A Danish/Bulgarian collaboration this one, a prophetic one as well, which tries to twist reality by smacking a handsome tribute to the Bay-Area with echoes of Forbidden, Testament, Exodus, reverberating in the walls around, trying to stifle the few references to other past practitioners like the Arizona heroes Atrophy, for instance.

The guys don’t exactly try to establish a new world order with the opening number of the same title, but there’s little to complain on this wall tumbler which steam-rolls onward with thick dense pounding riffs, the vocal diversity surrounding this tank-like march not the best in the world, the guy alternating between semi-shouty/semi-clean tirades and rougher deathly antics. The tank division stays around for the similarly-executed title-track, a marginally more energetic proposition, the album entering more complex, near-progressive territories with the stylish creepy “System of Slavery”. However, the band really find their stride with the brisk technical shredders “Condemned to Insanity” and “World Disassembly”, consummate blends of intricate extrapolations and headlong rushing skirmishes, the major blemish here being the somewhat dragging monotonous “Fatal Beliefs” which is still salvaged to an extent by the stylish lead pyrotechnics of Nikolay Atanasov.

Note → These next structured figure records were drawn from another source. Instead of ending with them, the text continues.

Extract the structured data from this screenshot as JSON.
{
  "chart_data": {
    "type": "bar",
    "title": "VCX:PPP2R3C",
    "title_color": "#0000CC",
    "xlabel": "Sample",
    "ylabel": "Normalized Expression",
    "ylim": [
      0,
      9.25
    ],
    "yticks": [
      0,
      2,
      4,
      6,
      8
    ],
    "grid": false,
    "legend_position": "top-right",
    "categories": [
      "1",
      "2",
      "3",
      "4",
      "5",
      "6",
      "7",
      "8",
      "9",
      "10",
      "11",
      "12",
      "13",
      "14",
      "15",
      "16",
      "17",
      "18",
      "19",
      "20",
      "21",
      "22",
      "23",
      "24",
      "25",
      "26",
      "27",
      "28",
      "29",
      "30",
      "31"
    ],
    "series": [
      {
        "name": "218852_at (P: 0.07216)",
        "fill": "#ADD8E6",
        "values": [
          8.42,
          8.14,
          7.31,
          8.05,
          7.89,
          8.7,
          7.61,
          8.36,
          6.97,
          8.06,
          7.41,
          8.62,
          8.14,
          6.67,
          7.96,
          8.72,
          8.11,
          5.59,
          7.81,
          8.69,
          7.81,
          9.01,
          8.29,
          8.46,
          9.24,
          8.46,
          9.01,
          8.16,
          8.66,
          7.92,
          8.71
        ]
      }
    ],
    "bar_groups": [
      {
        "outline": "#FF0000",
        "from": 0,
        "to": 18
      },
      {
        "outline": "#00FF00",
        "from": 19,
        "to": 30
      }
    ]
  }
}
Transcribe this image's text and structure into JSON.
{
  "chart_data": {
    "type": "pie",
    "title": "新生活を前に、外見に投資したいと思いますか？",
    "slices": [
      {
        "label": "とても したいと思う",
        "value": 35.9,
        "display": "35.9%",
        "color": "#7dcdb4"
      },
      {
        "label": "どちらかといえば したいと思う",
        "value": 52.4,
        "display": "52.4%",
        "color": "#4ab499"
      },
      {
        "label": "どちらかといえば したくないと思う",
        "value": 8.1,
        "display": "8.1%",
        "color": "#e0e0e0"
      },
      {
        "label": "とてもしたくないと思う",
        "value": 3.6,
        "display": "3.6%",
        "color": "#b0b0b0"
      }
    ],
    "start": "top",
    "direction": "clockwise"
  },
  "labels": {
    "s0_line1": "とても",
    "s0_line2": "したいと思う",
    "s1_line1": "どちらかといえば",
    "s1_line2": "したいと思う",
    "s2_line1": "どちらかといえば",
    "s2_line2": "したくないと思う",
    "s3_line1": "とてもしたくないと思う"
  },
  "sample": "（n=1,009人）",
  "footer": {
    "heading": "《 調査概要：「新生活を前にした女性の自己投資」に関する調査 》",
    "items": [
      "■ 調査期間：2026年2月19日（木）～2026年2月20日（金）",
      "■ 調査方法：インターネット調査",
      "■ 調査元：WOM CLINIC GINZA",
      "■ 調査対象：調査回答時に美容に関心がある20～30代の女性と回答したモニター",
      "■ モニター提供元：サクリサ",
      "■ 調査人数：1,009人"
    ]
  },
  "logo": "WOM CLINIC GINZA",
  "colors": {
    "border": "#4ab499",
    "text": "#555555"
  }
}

Not the fastest album in the world, this slab bets on prevalent composure and more or less abrupt flashes of speedy dexterity, the final result positive enough to ensure the band a place on the front row of both Danish and Bulgarian metal, especially after the sophomore has been woven of the same delectable ingredients, with a bigger emphasis on longer progressive layouts. The thing is that the Bulgarian side of the collaboration is quite busy, with both the veterans Hades and the prog-metal formation Artikon, and with Atanasov’s engagements with Agent Steel this project may as well be pushed to the side-lines… hope not… I mean, who wants to see Artillery proclaimed the forever champions of the thrashy Danes with their more recent average, not particularly striking opuses?